Loutfi Mohamed, Mulvihill Niall T, Boccalatte Marco, Farah Bruno, Fajadet Jean, Marco Jean
Unite de Cardiologie Interventionelle, Clinique Pasteur, Toulouse, France.
Catheter Cardiovasc Interv. 2003 Apr;58(4):451-4. doi: 10.1002/ccd.10455.
Clinical outcome after percutaneous coronary intervention (PCI) is significantly worse in diabetic patients in comparison to nondiabetic patients. The subset of diabetic patients in the ARTS trial treated with multivessel stenting had the lowest 1-year event-free survival. We examined our experience of multivessel PCI in diabetics to assess clinical outcome outside clinical trials and to determine if repeat revascularizations are the result of restenosis or the progression of nontreated disease. Between January 2000 and December 2001, we performed multivessel PCI in 99 diabetic patients. Our group was well matched with those in the ARTS trial, with mean age of 69 +/- 8 years, male sex 70%, hypertension 68%, hypercholesterolemia 51%, and mean LV ejection fraction 60%. The mean number of diseased segments treated was 2.8 +/- 0.9 and 56% of the patients had three-vessel disease. There were 2.3 +/- 0.6 stents implanted per patient. Target vessels included the LAD in 90%, LCx in 77%, and the RCA in 87% of cases. The in-hospital MACE rate was 8%, which included eight nonfatal MI but no deaths or repeat revascularizations. After a mean follow-up of 14 +/- 8 months, there were 4 deaths (4%), no further MIs, and 21 (21%) repeat revascularizations (2 CABG; 19 PCI), giving a 1-year event-free survival of 67%. There were 18 repeat revascularizations (2 CABG; 16 PCI) for restenosis, but in 9 of the 18 (50%) patients treatment was also required for progression of disease. Three further patients had PCI for symptomatic disease progression without restenosis. Thus, disease progression contributed to 57% of repeat revascularization procedures. The medium- and longer-term success of multivessel PCI in diabetic patients is limited principally by the need for repeat revascularization. However, it is important to realize that these revascularizations are performed not only for restenosis but also for disease progression in more than 50% of patients. Consequently, even if drug-eluting stent technology can eliminate restenosis, disease progression will continue to impact the clinical outcome of diabetic patients after PCI.

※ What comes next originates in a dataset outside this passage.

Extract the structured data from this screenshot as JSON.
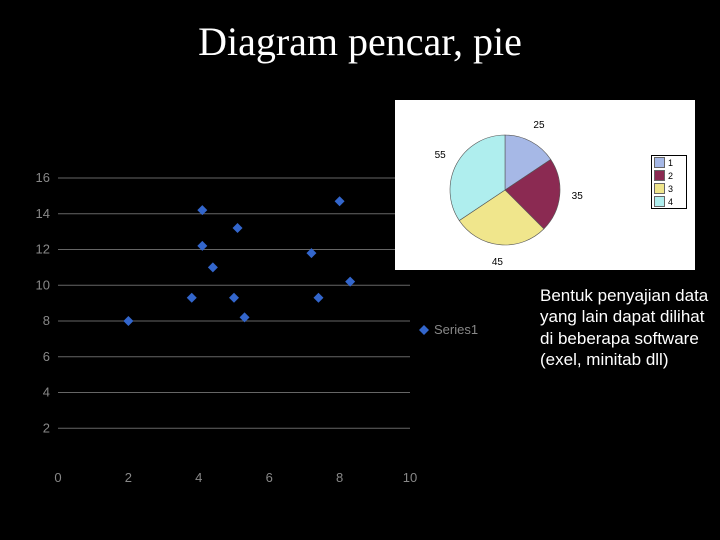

与非糖尿病患者相比,糖尿病患者经皮冠状动脉介入治疗(PCI)后的临床结局明显更差。ARTS试验中接受多支血管支架置入治疗的糖尿病患者亚组的1年无事件生存率最低。我们研究了我们在糖尿病患者中进行多支血管PCI的经验,以评估临床试验之外的临床结局,并确定再次血运重建是再狭窄还是未治疗疾病进展的结果。在2000年1月至2001年12月期间,我们对99例糖尿病患者进行了多支血管PCI。我们的研究组与ARTS试验中的患者匹配良好,平均年龄为69±8岁,男性占70%,高血压患者占68%,高胆固醇血症患者占51%,左心室射血分数平均为60%。治疗的病变节段平均数量为2.8±0.9个,56%的患者患有三支血管病变。每位患者植入支架的平均数量为2.3±0.6个。靶血管包括90%的左前降支、77%的左旋支和87%的右冠状动脉。住院期间主要不良心血管事件(MACE)发生率为8%,其中包括8例非致命性心肌梗死,但无死亡或再次血运重建。平均随访14±8个月后,有4例死亡(4%),无进一步心肌梗死,21例(21%)再次血运重建(2例冠状动脉旁路移植术;19例PCI),1年无事件生存率为67%。有18例因再狭窄而进行再次血运重建(2例冠状动脉旁路移植术;16例PCI),但在这18例患者中有9例(50%)因疾病进展也需要治疗。另外3例患者因有症状的疾病进展而非再狭窄接受了PCI。因此,疾病进展导致了57%的再次血运重建手术。糖尿病患者多支血管PCI的中期和长期成功率主要受再次血运重建需求的限制。然而,重要的是要认识到,这些血运重建不仅是为了治疗再狭窄,而且在超过50%的患者中是为了治疗疾病进展。因此,即使药物洗脱支架技术可以消除再狭窄,疾病进展仍将继续影响糖尿病患者PCI后的临床结局。